Keith B. Hall
LSU Law Center
In Hull-Wright v. Arsenal Resources, LLC, 2026 WL 125974 (W. Va. Ct. App. 2026), four owners of mineral royalties (“Petitioners”) appealed a unitization order from the Oil and Gas Conservation Commission of West Viriginia.
Background
In May 2025, Arsenal Resources, LLC (“Arsenal”) filed an application with the Oil and Gas Conservation Commission of West Virigina (“Commission”),[1] seeking an order creating a drilling unit for a horizontal well to be drilled to the Marcellus Shale in Harrison County, West Virginia. The application was filed pursuant to West Virginia Code § 22C-9-7a, which was enacted in 2022.[2] This statute requires that, prior to filing an application for a drilling unit, a prospective applicant must obtain approval from at least 75% of the royalty interests in the proposed unit,[3] and that the applicant make good-faith offers to pool or unitize, and negotiate in good faith with, all known and locatable owners of royalty interests in the unit.[4] At the time Arsenal filed its application, it had obtained consent from 88.03% of the royalty interests. In addition, Arsenal attached to its application an affidavit stating that the company had made good faith offers to all owners of oil and gas interests in the proposed unit.
The Commission held an evidentiary hearing in early July 2025. At the hearing, a landman for Arsenal testified about the company’s good faith efforts to negotiate with Petitioners, who own royalty interests. On the other hand, the Petitioners asserted that Arsenal had not negotiated in good faith. The Petitioners’ lawyer cross-examined Arsenal’s landman, attempting to undermine his testimony. In addition, one of the Petitioners testified, seeking to support the Petitioners’ contention that Arsenal had not negotiated in good faith.
About two weeks after the hearing, the Commission issued an order that combined fifty-eight tracts, totaling 361.52 acres into a drilling unit and designating Arsenal as operator for the unit. The order noted that Arsenal’s landman had testified about the company’s good faith efforts to negotiate. The order also noted that the Petitioners asserted that Arsenal had not negotiated in good faith and that one of the Petitioners had testified. The order then stated the Commission’s determination that Arsenal had negotiated in good faith.

Keith Hall
Professor, LSU Law
The appeal
The Petitioners appealed, pursuant to West Virginia Code § 22C-9-11. This section of West Virginia’s conservation laws provides that any person adversely affected by an order of the Commission has the right judicial review of the order, with such review being governed by West Virginia Code § 29A-5-4, part of the state’s Administrative Procedures Act (“APA”). The appellate court noted that another section of West Virginia’s conservation laws, West Virginia Code § 22C-9-10, states that the Commission’s hearings are governed by § 29A-5-3 of West Virginia’s APA. That provision of the APA states that final orders issued in contested cases must contain findings of fact. Further, if findings of fact are “set forth in statutory language,” they must be “accompanied by a concise and explicit statement of the underlying facts supporting the findings.” The appellate court went on to state that the West Virginia Supreme Court has explained that “[a] simple recitation of findings of fact in bare statutory language will not suffice.”

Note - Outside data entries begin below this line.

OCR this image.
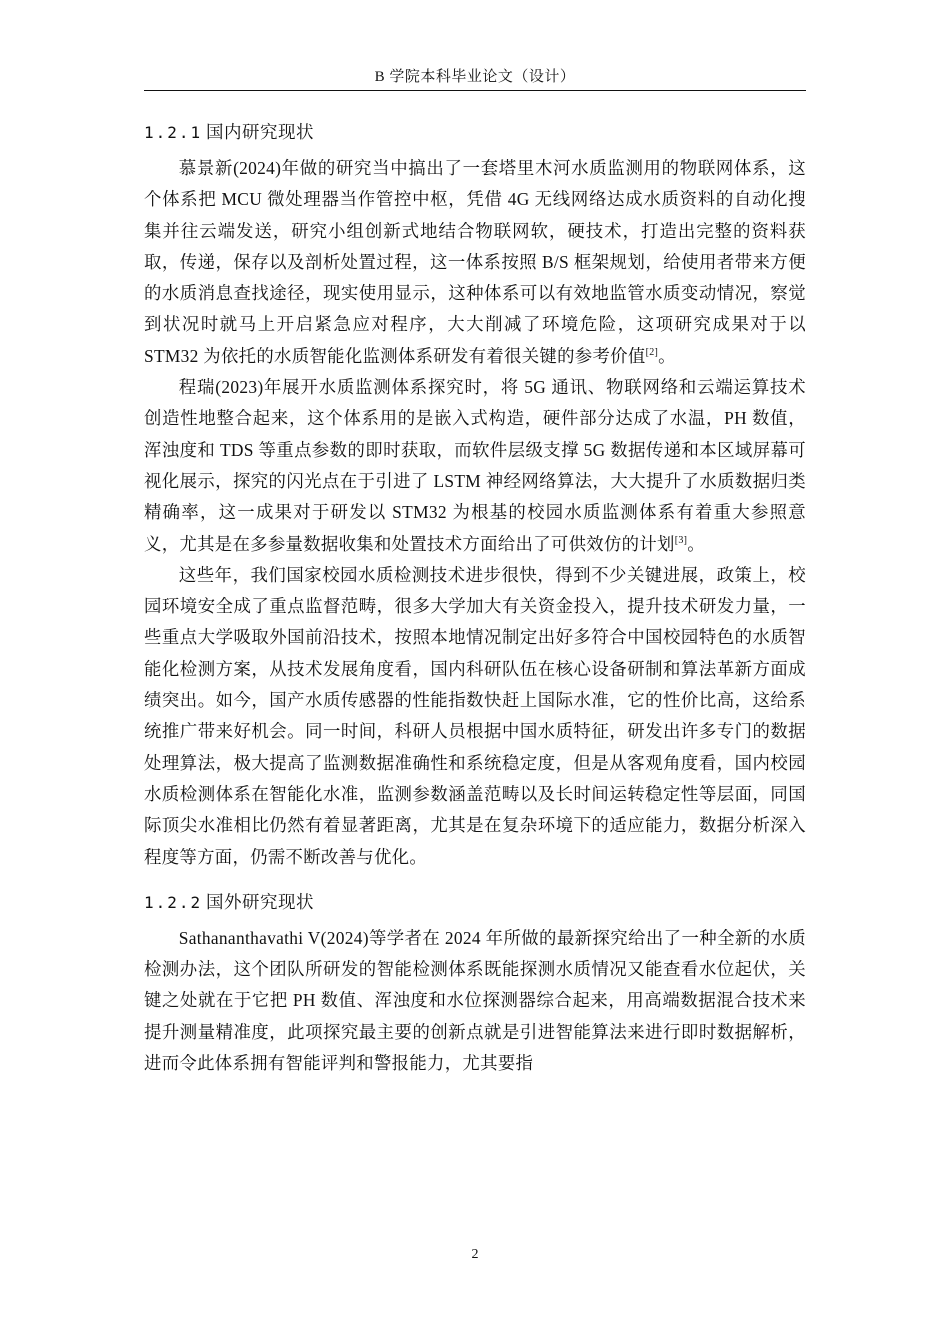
B 学院本科毕业论文（设计）
1.2.1 国内研究现状

慕景新(2024)年做的研究当中搞出了一套塔里木河水质监测用的物联网体系，这个体系把 MCU 微处理器当作管控中枢，凭借 4G 无线网络达成水质资料的自动化搜集并往云端发送，研究小组创新式地结合物联网软，硬技术，打造出完整的资料获取，传递，保存以及剖析处置过程，这一体系按照 B/S 框架规划，给使用者带来方便的水质消息查找途径，现实使用显示，这种体系可以有效地监管水质变动情况，察觉到状况时就马上开启紧急应对程序，大大削减了环境危险，这项研究成果对于以 STM32 为依托的水质智能化监测体系研发有着很关键的参考价值[2]。

程瑞(2023)年展开水质监测体系探究时，将 5G 通讯、物联网络和云端运算技术创造性地整合起来，这个体系用的是嵌入式构造，硬件部分达成了水温，PH 数值，浑浊度和 TDS 等重点参数的即时获取，而软件层级支撑 5G 数据传递和本区域屏幕可视化展示，探究的闪光点在于引进了 LSTM 神经网络算法，大大提升了水质数据归类精确率，这一成果对于研发以 STM32 为根基的校园水质监测体系有着重大参照意义，尤其是在多参量数据收集和处置技术方面给出了可供效仿的计划[3]。

这些年，我们国家校园水质检测技术进步很快，得到不少关键进展，政策上，校园环境安全成了重点监督范畴，很多大学加大有关资金投入，提升技术研发力量，一些重点大学吸取外国前沿技术，按照本地情况制定出好多符合中国校园特色的水质智能化检测方案，从技术发展角度看，国内科研队伍在核心设备研制和算法革新方面成绩突出。如今，国产水质传感器的性能指数快赶上国际水准，它的性价比高，这给系统推广带来好机会。同一时间，科研人员根据中国水质特征，研发出许多专门的数据处理算法，极大提高了监测数据准确性和系统稳定度，但是从客观角度看，国内校园水质检测体系在智能化水准，监测参数涵盖范畴以及长时间运转稳定性等层面，同国际顶尖水准相比仍然有着显著距离，尤其是在复杂环境下的适应能力，数据分析深入程度等方面，仍需不断改善与优化。

1.2.2 国外研究现状

Sathananthavathi V(2024)等学者在 2024 年所做的最新探究给出了一种全新的水质检测办法，这个团队所研发的智能检测体系既能探测水质情况又能查看水位起伏，关键之处就在于它把 PH 数值、浑浊度和水位探测器综合起来，用高端数据混合技术来提升测量精准度，此项探究最主要的创新点就是引进智能算法来进行即时数据解析，进而令此体系拥有智能评判和警报能力，尤其要指

2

Applying this standard to the Commission’s order creating the contested unit, the appellate court concluded that the order was deficient. The order noted the witnesses each party had called to testify and what exhibits had been admitted into evidence. The order also contained “conclusory statements” that Arsenal had negotiated in good faith, but the order did not include findings of fact regarding the dates on which Arsenal had made offers or the amount of compensation included in the offers that it made. The order did not discuss the credibility of the opposing testimony or reconcile conflicting evidence. The court stated that these “deficiencies in the order prevent this Court from engaging in a meaningful appellate review.” Therefore, the court vacated the Commission’s order and remanded the matter to the Commission for further proceedings.
[1] The Commission is part of the West Virginia Department of Environmental Protection.
[2] West Viriginia Code § 22C-9-7a is entitled “Unitization of interests in horizontal well drilling units.” Before enactment of this statute, the only statutory authority for the Commission to create drilling units and pool interests within a unit was found in West Virginia Code § 22-9-7, and it only applies to formations developed by “deep wells,” with “deep well” being defined by West Viriginia Code § 22-9-2 as being wells drilled for formations below the top of the “Onondaga Group.” The Onondaga Group is deeper than the Marcellus Shale. Thus, § 22-9-7 did not provide a basis for the Commission to create drilling units for development of the Marcellus Shale.
[3] West Virginia Code § 22C-9-7a(c)(2)(A).
[4] West Virginia Code § 22C-9-7a(c)(2)(C)(i).